There is a powerful dichotomy between light and shade which permeates the foundations of Lankum’s musicality. The Dublin quartet, made up of Radie Peat, Ian Lynch, Daragh Lynch, and Cormac MacDiarmada – each multi-instrumentalists in their own right – craft the perfect ebb and flow between sombre and bewitching, reflective and tumultuous.
Each song, from epic opener ‘The Wild Rover’ to the tender Cyril Tawney classic ‘On a Monday Morning’, is performed with a grandeur that befits the vastness of the band’s sonic make-up. The often haunting lyrics are accompanied by a cacophony of sounds made by instruments like strings, a concertina, a harmonium, Uilleann pipes, a squeezebox and a giant drum that towers over the rest of the kit.

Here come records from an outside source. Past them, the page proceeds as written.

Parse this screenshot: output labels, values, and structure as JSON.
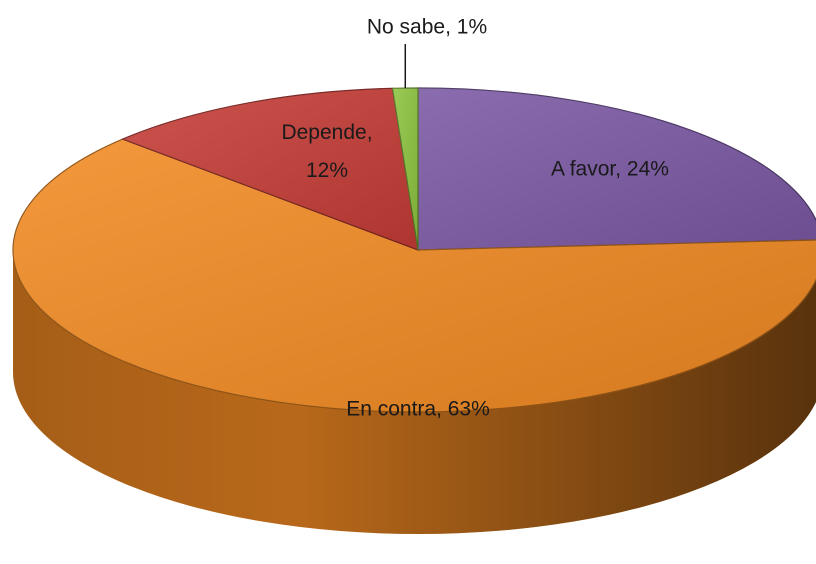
{
  "chart_data": {
    "type": "pie",
    "three_d": true,
    "values": [
      24,
      63,
      12,
      1
    ],
    "value_labels": [
      "A favor, 24%",
      "En contra, 63%",
      "Depende, 12%",
      "No sabe, 1%"
    ],
    "colors": [
      "#7a58a4",
      "#f28a22",
      "#c63c36",
      "#8dc43f"
    ]
  }
}
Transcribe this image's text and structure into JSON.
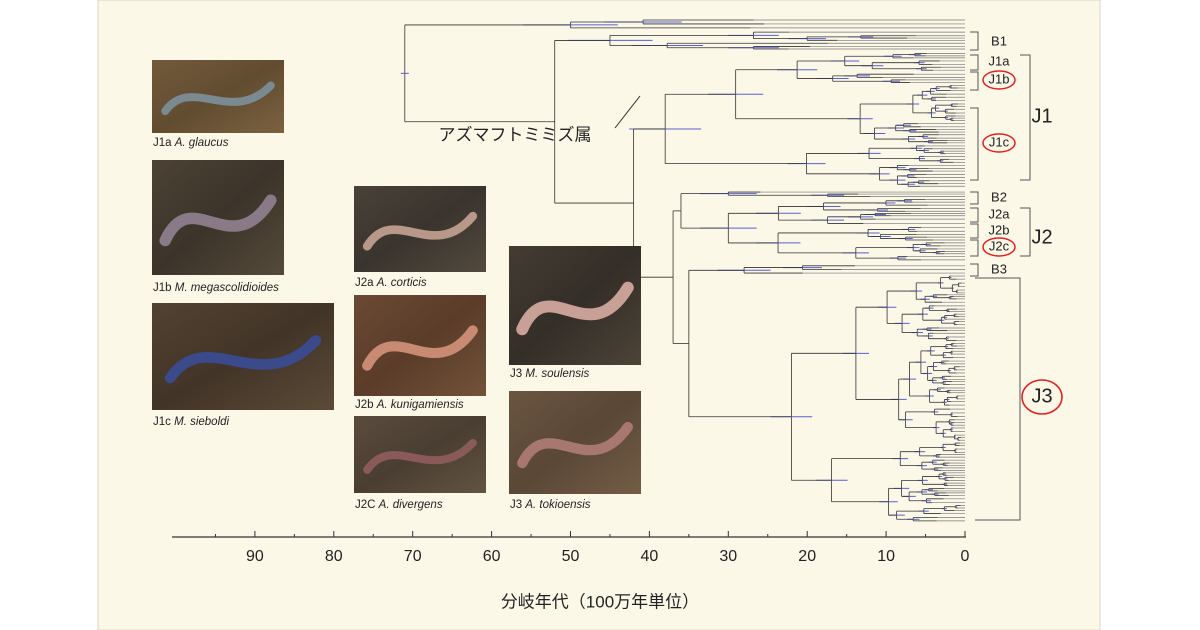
{
  "axis": {
    "ticks": [
      90,
      80,
      70,
      60,
      50,
      40,
      30,
      20,
      10,
      0
    ],
    "label": "分岐年代（100万年単位）"
  },
  "genus_label": "アズマフトミミズ属",
  "clades": {
    "minor": [
      "B1",
      "J1a",
      "J1b",
      "J1c",
      "B2",
      "J2a",
      "J2b",
      "J2c",
      "B3"
    ],
    "major": [
      "J1",
      "J2",
      "J3"
    ]
  },
  "photos": [
    {
      "clade": "J1a",
      "species": "A. glaucus"
    },
    {
      "clade": "J1b",
      "species": "M. megascolidioides"
    },
    {
      "clade": "J1c",
      "species": "M. sieboldi"
    },
    {
      "clade": "J2a",
      "species": "A. corticis"
    },
    {
      "clade": "J2b",
      "species": "A. kunigamiensis"
    },
    {
      "clade": "J2C",
      "species": "A. divergens"
    },
    {
      "clade": "J3",
      "species": "M. soulensis"
    },
    {
      "clade": "J3",
      "species": "A. tokioensis"
    }
  ]
}
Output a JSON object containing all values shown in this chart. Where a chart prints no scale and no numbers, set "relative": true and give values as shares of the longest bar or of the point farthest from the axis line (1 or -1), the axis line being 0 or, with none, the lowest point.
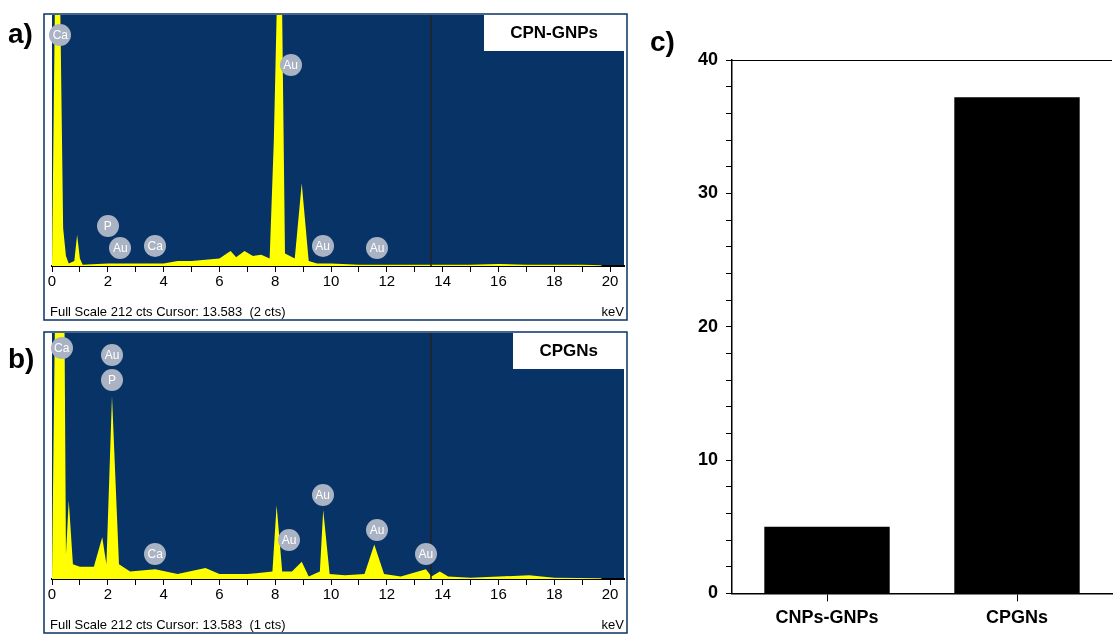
{
  "chart_data": [
    {
      "type": "area",
      "title": "a)",
      "subtitle": "CPN-GNPs",
      "xlabel": "keV",
      "relative": true,
      "color": "#ffff00",
      "x": [
        0,
        0.1,
        0.3,
        0.4,
        0.5,
        0.6,
        0.8,
        0.9,
        1.0,
        1.1,
        2,
        3,
        4,
        4.5,
        5,
        5.5,
        6,
        6.4,
        6.6,
        6.9,
        7.2,
        7.5,
        7.8,
        7.95,
        8.05,
        8.25,
        8.35,
        8.7,
        8.95,
        9.2,
        9.5,
        10,
        11,
        12,
        13,
        14,
        15,
        16,
        17,
        18,
        19,
        19.7
      ],
      "values": [
        0,
        1,
        1,
        0.15,
        0.04,
        0.01,
        0.02,
        0.125,
        0.03,
        0.005,
        0.01,
        0.01,
        0.01,
        0.02,
        0.02,
        0.025,
        0.03,
        0.06,
        0.035,
        0.06,
        0.04,
        0.045,
        0.03,
        0.5,
        1,
        1,
        0.05,
        0.03,
        0.33,
        0.02,
        0.01,
        0.01,
        0.005,
        0.005,
        0.005,
        0.005,
        0.005,
        0.008,
        0.005,
        0.005,
        0.005,
        0.003
      ],
      "xlim": [
        0,
        20.5
      ],
      "xticks": [
        0,
        {
          "value": 1,
          "label": null
        },
        2,
        {
          "value": 3,
          "label": null
        },
        4,
        {
          "value": 5,
          "label": null
        },
        6,
        {
          "value": 7,
          "label": null
        },
        8,
        {
          "value": 9,
          "label": null
        },
        10,
        {
          "value": 11,
          "label": null
        },
        12,
        {
          "value": 13,
          "label": null
        },
        14,
        {
          "value": 15,
          "label": null
        },
        16,
        {
          "value": 17,
          "label": null
        },
        18,
        {
          "value": 19,
          "label": null
        },
        20
      ],
      "ref_lines": [
        {
          "axis": "x",
          "value": 13.583,
          "color": "#222222"
        }
      ],
      "annotations": [
        "Full Scale 212 cts Cursor: 13.583  (2 cts)",
        {
          "text": "Ca",
          "x": 0.3,
          "y": 0.92
        },
        {
          "text": "P",
          "x": 2.0,
          "y": 0.16
        },
        {
          "text": "Au",
          "x": 2.45,
          "y": 0.07
        },
        {
          "text": "Ca",
          "x": 3.7,
          "y": 0.08
        },
        {
          "text": "Au",
          "x": 8.55,
          "y": 0.8
        },
        {
          "text": "Au",
          "x": 9.7,
          "y": 0.08
        },
        {
          "text": "Au",
          "x": 11.65,
          "y": 0.07
        }
      ]
    },
    {
      "type": "area",
      "title": "b)",
      "subtitle": "CPGNs",
      "xlabel": "keV",
      "relative": true,
      "color": "#ffff00",
      "x": [
        0,
        0.1,
        0.45,
        0.5,
        0.6,
        0.75,
        1.0,
        1.5,
        1.8,
        1.95,
        2.15,
        2.4,
        2.8,
        3.7,
        4.5,
        5.5,
        6,
        7,
        7.9,
        8.05,
        8.25,
        8.6,
        8.95,
        9.2,
        9.6,
        9.72,
        9.95,
        10.5,
        11.2,
        11.55,
        11.9,
        12.5,
        13.4,
        13.6,
        13.9,
        14.2,
        15,
        17.1,
        18,
        19.7
      ],
      "values": [
        0,
        1,
        1,
        0.1,
        0.32,
        0.06,
        0.05,
        0.05,
        0.17,
        0.06,
        0.745,
        0.06,
        0.03,
        0.04,
        0.02,
        0.045,
        0.02,
        0.02,
        0.03,
        0.3,
        0.03,
        0.03,
        0.07,
        0.01,
        0.03,
        0.28,
        0.02,
        0.015,
        0.02,
        0.14,
        0.02,
        0.01,
        0.04,
        0.01,
        0.03,
        0.01,
        0.005,
        0.015,
        0.005,
        0.003
      ],
      "xlim": [
        0,
        20.5
      ],
      "xticks": [
        0,
        {
          "value": 1,
          "label": null
        },
        2,
        {
          "value": 3,
          "label": null
        },
        4,
        {
          "value": 5,
          "label": null
        },
        6,
        {
          "value": 7,
          "label": null
        },
        8,
        {
          "value": 9,
          "label": null
        },
        10,
        {
          "value": 11,
          "label": null
        },
        12,
        {
          "value": 13,
          "label": null
        },
        14,
        {
          "value": 15,
          "label": null
        },
        16,
        {
          "value": 17,
          "label": null
        },
        18,
        {
          "value": 19,
          "label": null
        },
        20
      ],
      "ref_lines": [
        {
          "axis": "x",
          "value": 13.583,
          "color": "#222222"
        }
      ],
      "annotations": [
        "Full Scale 212 cts Cursor: 13.583  (1 cts)",
        {
          "text": "Ca",
          "x": 0.35,
          "y": 0.94
        },
        {
          "text": "Au",
          "x": 2.15,
          "y": 0.91
        },
        {
          "text": "P",
          "x": 2.15,
          "y": 0.81
        },
        {
          "text": "Ca",
          "x": 3.7,
          "y": 0.1
        },
        {
          "text": "Au",
          "x": 8.5,
          "y": 0.16
        },
        {
          "text": "Au",
          "x": 9.7,
          "y": 0.34
        },
        {
          "text": "Au",
          "x": 11.65,
          "y": 0.2
        },
        {
          "text": "Au",
          "x": 13.4,
          "y": 0.1
        }
      ]
    },
    {
      "type": "bar",
      "title": "c)",
      "categories": [
        "CNPs-GNPs",
        "CPGNs"
      ],
      "values": [
        5.0,
        37.2
      ],
      "color": "#000000",
      "ylim": [
        0,
        40
      ],
      "yticks": [
        0,
        {
          "value": 2,
          "label": null
        },
        {
          "value": 4,
          "label": null
        },
        {
          "value": 6,
          "label": null
        },
        {
          "value": 8,
          "label": null
        },
        10,
        {
          "value": 12,
          "label": null
        },
        {
          "value": 14,
          "label": null
        },
        {
          "value": 16,
          "label": null
        },
        {
          "value": 18,
          "label": null
        },
        20,
        {
          "value": 22,
          "label": null
        },
        {
          "value": 24,
          "label": null
        },
        {
          "value": 26,
          "label": null
        },
        {
          "value": 28,
          "label": null
        },
        30,
        {
          "value": 32,
          "label": null
        },
        {
          "value": 34,
          "label": null
        },
        {
          "value": 36,
          "label": null
        },
        {
          "value": 38,
          "label": null
        },
        40
      ]
    }
  ]
}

‘The New York Trader’, from the band’s recently Mercury-nominated album False Lankum, tells the tale of a murderous captain, building beautifully in its dynamics and closing with some intricate interplay between Ian Lynch and MacDiarmada on pipes and fiddle. Meanwhile, Peat’s intense and brooding a capella vocals introduce ‘Go Dig My Grave’, the track that opens said album, before the funereal drone takes over.

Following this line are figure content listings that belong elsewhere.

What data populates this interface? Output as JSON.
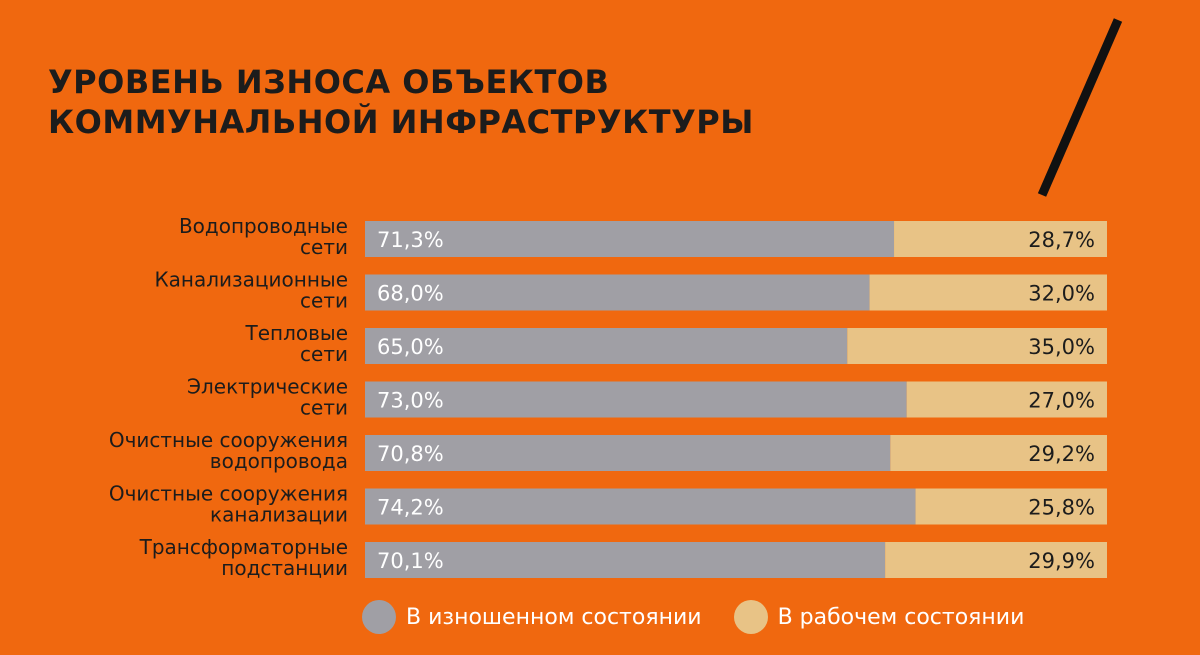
{
  "title_lines": [
    "УРОВЕНЬ ИЗНОСА ОБЪЕКТОВ",
    "КОММУНАЛЬНОЙ ИНФРАСТРУКТУРЫ"
  ],
  "colors": {
    "background": "#F0680F",
    "worn": "#A09FA5",
    "working": "#E8C386",
    "slash": "#111111"
  },
  "chart_data": {
    "type": "bar",
    "stacked": true,
    "orientation": "horizontal",
    "categories": [
      [
        "Водопроводные",
        "сети"
      ],
      [
        "Канализационные",
        "сети"
      ],
      [
        "Тепловые",
        "сети"
      ],
      [
        "Электрические",
        "сети"
      ],
      [
        "Очистные сооружения",
        "водопровода"
      ],
      [
        "Очистные сооружения",
        "канализации"
      ],
      [
        "Трансформаторные",
        "подстанции"
      ]
    ],
    "series": [
      {
        "name": "В изношенном состоянии",
        "values": [
          71.3,
          68.0,
          65.0,
          73.0,
          70.8,
          74.2,
          70.1
        ],
        "labels": [
          "71,3%",
          "68,0%",
          "65,0%",
          "73,0%",
          "70,8%",
          "74,2%",
          "70,1%"
        ]
      },
      {
        "name": "В рабочем состоянии",
        "values": [
          28.7,
          32.0,
          35.0,
          27.0,
          29.2,
          25.8,
          29.9
        ],
        "labels": [
          "28,7%",
          "32,0%",
          "35,0%",
          "27,0%",
          "29,2%",
          "25,8%",
          "29,9%"
        ]
      }
    ],
    "xlim": [
      0,
      100
    ],
    "legend_position": "bottom"
  },
  "legend": {
    "worn_label": "В изношенном состоянии",
    "working_label": "В рабочем состоянии"
  }
}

In between, Lankum are conversational and casual, relaying the crowd with chat ranging from the correct pronunciation of Edinburgh to how the hangover can be better than the drink itself. But when they weave together their cinematic, horror-fuelled harmonies and crunchy moments of dissonance, they become an other-worldly force. You feel rooted to their music, as they invite the audience to temporarily step away from the relative safety of traditional Irish folk into something more gothic and more intense.